Consequently HP is seeing greater take-up for industrial-level work using the print engines for personalised products, but also for increasing applications in labels and flexible packaging and, with the arrival of the 7200 twin-engined web press next year, in books as well.
The impact in labels has started to transform the way that marketing departments think and react. “A lot of brand owners like the ability of producing a label simultaneously with the product so that there’s no waste and no excess inventory. This is in line with a lot of green thinking that is taking place,” Stabler says.
“Green’ is also going to be the stick that really makes book publishers look at inventory management,” he adds. Under conventional thinking as many as 30% of books will remain unsold, while traditional thinking means that other books fail to achieve their full sales potential, going out of print before demand is exhausted. The new Indigo will tip the balance to make it possible to print colour books on demand at runs of 5-6,000, he says. “We have been seeing people use the Indigo for covers or perhaps for journal printing; now they can print educational books with some spot colour as well as other STM and trade books.”
The appeal is all about eliminating waste from the supply chain while not depriving publishers of the control that they require. With growing environmental pressure this is something that will become more spread across many sectors. “Every business is going to have to ask if they are operating as efficiently as they can. This is evident for retailers who want to call off stock with a couple of days’ notice rather than replenish from their own warehouse,” he says.
The opportunity is there for printers to work with this trend, rather than resist it by continuing to base business models around the idea of attractive pricing for run-ons. Some still “do not get it”, he says, even where they are using digital presses. How else can the huge gap between the lowest price per page that some customers report and the highest price per page that others can achieve be explained?
At heart is the ability to work closely with the customer and come up with proper solutions to problems. “A good print service provider can add a huge amount of value to a brand owner in either industrial or commercial applicatons,” Stabler argues, referring back to the label market. “If your business is making baked beans, you don’t wake up in the morning thinking of ways to make the label more effectively, but the good print provider is always looking to do things better, because this is the core business.
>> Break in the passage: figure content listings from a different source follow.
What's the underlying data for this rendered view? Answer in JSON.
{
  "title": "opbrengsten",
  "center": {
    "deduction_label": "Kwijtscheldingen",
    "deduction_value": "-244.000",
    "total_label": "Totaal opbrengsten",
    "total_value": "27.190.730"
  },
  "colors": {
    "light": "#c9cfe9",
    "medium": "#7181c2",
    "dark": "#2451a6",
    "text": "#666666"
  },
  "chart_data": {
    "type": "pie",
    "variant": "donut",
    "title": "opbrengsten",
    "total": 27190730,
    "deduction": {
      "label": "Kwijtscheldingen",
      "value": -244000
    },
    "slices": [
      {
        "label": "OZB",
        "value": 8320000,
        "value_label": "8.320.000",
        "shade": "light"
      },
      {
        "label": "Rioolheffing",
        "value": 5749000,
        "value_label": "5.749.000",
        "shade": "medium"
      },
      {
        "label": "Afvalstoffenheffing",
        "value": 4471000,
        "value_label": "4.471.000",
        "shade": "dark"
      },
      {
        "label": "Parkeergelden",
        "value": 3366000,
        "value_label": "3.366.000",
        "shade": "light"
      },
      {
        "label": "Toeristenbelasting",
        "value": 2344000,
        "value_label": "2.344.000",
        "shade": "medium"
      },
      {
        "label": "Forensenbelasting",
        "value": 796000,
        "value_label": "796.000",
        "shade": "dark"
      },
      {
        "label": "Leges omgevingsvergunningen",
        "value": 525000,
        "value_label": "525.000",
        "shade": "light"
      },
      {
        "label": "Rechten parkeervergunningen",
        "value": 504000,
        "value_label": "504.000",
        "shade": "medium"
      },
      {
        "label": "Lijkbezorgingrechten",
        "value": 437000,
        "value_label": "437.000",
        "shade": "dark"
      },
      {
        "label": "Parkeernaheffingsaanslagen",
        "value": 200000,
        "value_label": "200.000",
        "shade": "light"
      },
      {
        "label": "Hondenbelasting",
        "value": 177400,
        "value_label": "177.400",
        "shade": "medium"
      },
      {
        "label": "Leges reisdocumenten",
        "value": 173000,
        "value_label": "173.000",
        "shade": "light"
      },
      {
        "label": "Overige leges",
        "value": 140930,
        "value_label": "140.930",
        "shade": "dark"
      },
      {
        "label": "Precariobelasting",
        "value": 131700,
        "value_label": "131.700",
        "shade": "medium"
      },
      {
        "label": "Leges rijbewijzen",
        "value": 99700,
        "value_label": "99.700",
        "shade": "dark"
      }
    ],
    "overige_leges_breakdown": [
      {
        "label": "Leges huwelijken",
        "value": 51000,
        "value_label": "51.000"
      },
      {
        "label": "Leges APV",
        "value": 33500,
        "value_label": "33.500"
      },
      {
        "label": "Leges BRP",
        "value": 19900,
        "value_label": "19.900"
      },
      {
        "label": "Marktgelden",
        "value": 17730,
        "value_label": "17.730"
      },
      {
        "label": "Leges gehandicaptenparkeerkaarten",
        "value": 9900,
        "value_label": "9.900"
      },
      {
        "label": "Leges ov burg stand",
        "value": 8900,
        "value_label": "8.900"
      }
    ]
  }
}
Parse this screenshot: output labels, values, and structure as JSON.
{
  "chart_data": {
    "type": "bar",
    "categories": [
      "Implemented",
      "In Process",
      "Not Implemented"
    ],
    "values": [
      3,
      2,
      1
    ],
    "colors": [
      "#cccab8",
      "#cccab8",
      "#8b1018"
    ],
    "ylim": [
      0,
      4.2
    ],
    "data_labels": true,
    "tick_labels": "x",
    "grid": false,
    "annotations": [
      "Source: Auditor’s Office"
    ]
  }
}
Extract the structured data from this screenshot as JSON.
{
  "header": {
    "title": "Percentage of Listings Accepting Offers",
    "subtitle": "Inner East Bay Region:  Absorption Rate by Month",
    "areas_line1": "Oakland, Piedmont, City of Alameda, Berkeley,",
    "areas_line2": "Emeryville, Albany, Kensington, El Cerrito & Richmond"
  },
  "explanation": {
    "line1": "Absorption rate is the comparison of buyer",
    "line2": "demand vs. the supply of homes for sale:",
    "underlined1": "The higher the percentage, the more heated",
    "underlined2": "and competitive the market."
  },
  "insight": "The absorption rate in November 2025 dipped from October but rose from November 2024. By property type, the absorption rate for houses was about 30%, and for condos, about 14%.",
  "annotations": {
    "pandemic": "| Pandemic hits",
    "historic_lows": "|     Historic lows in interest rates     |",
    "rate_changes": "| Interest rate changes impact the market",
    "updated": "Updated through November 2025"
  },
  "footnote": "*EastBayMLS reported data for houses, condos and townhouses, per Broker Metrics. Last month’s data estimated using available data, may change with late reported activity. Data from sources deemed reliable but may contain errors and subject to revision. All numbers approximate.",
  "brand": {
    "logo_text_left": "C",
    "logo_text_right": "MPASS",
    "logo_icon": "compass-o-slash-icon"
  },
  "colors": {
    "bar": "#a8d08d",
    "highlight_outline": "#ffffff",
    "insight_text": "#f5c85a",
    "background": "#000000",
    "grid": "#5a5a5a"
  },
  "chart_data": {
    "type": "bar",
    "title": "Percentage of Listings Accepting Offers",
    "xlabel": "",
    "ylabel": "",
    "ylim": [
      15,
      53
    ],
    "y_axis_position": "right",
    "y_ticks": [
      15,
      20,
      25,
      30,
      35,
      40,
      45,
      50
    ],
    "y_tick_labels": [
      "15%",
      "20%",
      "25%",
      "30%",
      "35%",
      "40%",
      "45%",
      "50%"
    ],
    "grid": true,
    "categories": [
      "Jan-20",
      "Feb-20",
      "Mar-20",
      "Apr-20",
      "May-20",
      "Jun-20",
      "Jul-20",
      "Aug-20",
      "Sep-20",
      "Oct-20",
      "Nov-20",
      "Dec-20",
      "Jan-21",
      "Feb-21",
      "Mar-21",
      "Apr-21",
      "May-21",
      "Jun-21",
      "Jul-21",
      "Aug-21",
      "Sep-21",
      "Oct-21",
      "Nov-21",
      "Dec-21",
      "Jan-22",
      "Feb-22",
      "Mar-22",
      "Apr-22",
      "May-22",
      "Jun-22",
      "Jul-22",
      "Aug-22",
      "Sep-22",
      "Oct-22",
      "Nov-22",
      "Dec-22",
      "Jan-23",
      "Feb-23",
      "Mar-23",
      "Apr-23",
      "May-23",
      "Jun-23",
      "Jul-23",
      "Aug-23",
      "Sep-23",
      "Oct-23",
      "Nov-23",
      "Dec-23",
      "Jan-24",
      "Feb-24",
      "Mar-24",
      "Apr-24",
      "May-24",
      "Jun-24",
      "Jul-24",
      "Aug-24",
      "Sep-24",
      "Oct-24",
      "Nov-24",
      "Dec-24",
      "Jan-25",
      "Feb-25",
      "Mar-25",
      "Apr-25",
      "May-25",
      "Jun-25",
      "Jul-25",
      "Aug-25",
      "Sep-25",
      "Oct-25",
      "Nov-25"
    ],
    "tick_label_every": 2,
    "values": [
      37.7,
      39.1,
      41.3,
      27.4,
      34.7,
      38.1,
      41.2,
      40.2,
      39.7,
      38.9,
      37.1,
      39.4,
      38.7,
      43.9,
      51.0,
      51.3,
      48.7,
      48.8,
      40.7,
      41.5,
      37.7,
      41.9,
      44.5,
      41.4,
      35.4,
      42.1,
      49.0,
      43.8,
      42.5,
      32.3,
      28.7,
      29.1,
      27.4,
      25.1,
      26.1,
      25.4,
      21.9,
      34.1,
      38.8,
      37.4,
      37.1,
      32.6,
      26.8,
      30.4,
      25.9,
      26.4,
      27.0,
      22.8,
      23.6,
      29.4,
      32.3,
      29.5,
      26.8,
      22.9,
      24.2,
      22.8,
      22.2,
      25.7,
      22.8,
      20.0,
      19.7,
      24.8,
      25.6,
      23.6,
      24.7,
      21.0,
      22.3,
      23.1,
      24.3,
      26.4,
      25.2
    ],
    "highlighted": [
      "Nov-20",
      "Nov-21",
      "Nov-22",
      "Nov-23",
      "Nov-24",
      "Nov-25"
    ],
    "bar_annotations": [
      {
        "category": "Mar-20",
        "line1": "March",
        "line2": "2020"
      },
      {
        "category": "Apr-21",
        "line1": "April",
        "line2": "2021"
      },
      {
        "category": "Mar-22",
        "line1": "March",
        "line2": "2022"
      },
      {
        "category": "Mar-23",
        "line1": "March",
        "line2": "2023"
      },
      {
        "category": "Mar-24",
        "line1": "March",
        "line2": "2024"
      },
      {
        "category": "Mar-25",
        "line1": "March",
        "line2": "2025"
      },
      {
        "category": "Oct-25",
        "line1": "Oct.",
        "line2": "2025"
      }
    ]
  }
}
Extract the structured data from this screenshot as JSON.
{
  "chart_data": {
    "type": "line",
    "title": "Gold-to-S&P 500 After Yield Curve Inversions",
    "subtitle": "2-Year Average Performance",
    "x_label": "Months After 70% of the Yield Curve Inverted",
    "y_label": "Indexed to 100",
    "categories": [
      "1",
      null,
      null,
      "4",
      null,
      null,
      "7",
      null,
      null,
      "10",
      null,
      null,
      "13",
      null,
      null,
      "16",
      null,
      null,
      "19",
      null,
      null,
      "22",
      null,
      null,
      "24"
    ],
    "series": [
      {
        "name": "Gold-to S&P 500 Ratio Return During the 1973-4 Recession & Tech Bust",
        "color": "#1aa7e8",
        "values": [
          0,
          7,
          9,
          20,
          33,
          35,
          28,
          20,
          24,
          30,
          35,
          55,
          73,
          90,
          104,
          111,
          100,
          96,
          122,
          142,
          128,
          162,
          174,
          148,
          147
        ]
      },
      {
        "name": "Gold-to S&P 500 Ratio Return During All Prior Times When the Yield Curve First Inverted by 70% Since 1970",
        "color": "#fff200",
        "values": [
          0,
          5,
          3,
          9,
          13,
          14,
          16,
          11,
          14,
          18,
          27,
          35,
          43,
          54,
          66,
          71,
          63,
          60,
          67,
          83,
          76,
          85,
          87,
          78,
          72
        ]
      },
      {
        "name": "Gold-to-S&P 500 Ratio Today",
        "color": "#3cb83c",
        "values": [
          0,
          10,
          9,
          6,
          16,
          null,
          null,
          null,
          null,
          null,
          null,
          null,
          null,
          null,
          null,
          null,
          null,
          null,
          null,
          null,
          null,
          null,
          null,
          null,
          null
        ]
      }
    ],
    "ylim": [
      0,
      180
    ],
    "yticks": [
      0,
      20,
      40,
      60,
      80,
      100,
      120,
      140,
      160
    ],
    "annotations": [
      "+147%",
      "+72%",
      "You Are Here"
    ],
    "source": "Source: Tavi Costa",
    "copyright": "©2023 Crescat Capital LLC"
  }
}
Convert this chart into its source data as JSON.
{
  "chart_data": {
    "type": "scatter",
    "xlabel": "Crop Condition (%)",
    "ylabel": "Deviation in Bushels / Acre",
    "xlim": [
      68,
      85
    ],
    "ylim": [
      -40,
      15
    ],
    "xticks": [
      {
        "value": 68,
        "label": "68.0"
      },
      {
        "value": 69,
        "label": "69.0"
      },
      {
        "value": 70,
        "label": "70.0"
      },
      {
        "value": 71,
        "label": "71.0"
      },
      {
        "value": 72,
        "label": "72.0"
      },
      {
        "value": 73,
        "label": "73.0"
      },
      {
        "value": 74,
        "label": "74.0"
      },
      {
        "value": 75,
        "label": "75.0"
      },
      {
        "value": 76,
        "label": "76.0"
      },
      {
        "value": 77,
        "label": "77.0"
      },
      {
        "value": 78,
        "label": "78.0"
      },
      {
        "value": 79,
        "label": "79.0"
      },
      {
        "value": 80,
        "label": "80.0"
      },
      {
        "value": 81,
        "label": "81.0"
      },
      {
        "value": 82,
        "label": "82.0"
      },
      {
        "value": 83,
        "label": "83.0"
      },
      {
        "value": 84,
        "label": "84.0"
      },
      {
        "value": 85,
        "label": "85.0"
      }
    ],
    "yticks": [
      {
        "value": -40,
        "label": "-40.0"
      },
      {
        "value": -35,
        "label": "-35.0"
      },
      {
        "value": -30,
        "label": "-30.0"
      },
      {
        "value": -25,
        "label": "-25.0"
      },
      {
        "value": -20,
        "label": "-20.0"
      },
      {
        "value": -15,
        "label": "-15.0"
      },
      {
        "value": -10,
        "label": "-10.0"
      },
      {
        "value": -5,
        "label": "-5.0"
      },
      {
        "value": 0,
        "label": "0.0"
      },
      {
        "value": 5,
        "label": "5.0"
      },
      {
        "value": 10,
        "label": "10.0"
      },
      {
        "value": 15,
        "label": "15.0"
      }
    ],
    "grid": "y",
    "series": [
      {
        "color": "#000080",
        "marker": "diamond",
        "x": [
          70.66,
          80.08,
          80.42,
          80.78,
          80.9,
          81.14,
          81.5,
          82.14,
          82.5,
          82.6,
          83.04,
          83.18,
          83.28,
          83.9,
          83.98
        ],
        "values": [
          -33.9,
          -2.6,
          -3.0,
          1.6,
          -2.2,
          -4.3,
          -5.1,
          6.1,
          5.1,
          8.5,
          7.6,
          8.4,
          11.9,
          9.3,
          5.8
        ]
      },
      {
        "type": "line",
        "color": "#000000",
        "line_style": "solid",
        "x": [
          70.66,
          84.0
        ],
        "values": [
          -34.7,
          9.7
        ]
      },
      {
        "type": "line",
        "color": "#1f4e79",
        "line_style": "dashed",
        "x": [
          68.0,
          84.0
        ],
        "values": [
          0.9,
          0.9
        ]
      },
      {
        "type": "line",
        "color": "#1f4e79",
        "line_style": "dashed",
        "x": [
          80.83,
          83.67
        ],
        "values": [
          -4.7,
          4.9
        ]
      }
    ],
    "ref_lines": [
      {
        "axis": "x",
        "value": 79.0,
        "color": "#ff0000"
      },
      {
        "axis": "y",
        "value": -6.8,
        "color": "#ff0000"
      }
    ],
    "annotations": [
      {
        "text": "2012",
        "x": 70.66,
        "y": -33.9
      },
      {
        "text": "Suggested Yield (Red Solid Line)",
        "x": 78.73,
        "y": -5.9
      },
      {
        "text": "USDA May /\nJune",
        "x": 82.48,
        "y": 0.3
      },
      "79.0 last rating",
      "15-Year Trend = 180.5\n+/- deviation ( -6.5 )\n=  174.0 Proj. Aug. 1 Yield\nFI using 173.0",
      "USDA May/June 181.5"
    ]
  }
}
“In other sectors, the print service provider knows how the printed page should look because this is a core competence that can be very difficult for a marketing agency to understand. I have great admiration for brands that go to their printer and say ‘I have a problem: how can you help me solve it?’ rather than ‘Here, print this 24-page brochure.’ That’s the difference a good printer can have.”
Arriving at this happy state is not a matter of luck. It takes hard work and investment in people and the IT to back up the proposition of being more than the ink on paper provider.
The IT side must almost certainly include a web to print offering. “I do not understand it if, as a commercial printer doing general print work, you don’t have web to print now or are not thinking of having it in the next couple of years. It’s not expensive and it’s not rocket science to set up and run.
“You have to make it easier for customers to order print from you.”
This is taking place against a background of the industry polarising and consolidating. “Do I think that there will be more printers in five years time? Absolutely not!” he says. “With a commodity approach there will always be someone willing to do the job cheaper, so the future will lie with the large companies who have the scale and data handling capability and those smaller companies that are customer-intimate and tend to be local providers. Being the same as another printer is not an answer.
“The amount printed digitally will increase as the market becomes much, much bigger; as technology improves; and as printers understand the margins they can get from digital printing. Our competition is litho printing. Litho has improved, but these are marginal and incremental gains. In digital printing there are going to be step changes. There are no limits and barriers to where digital can go.”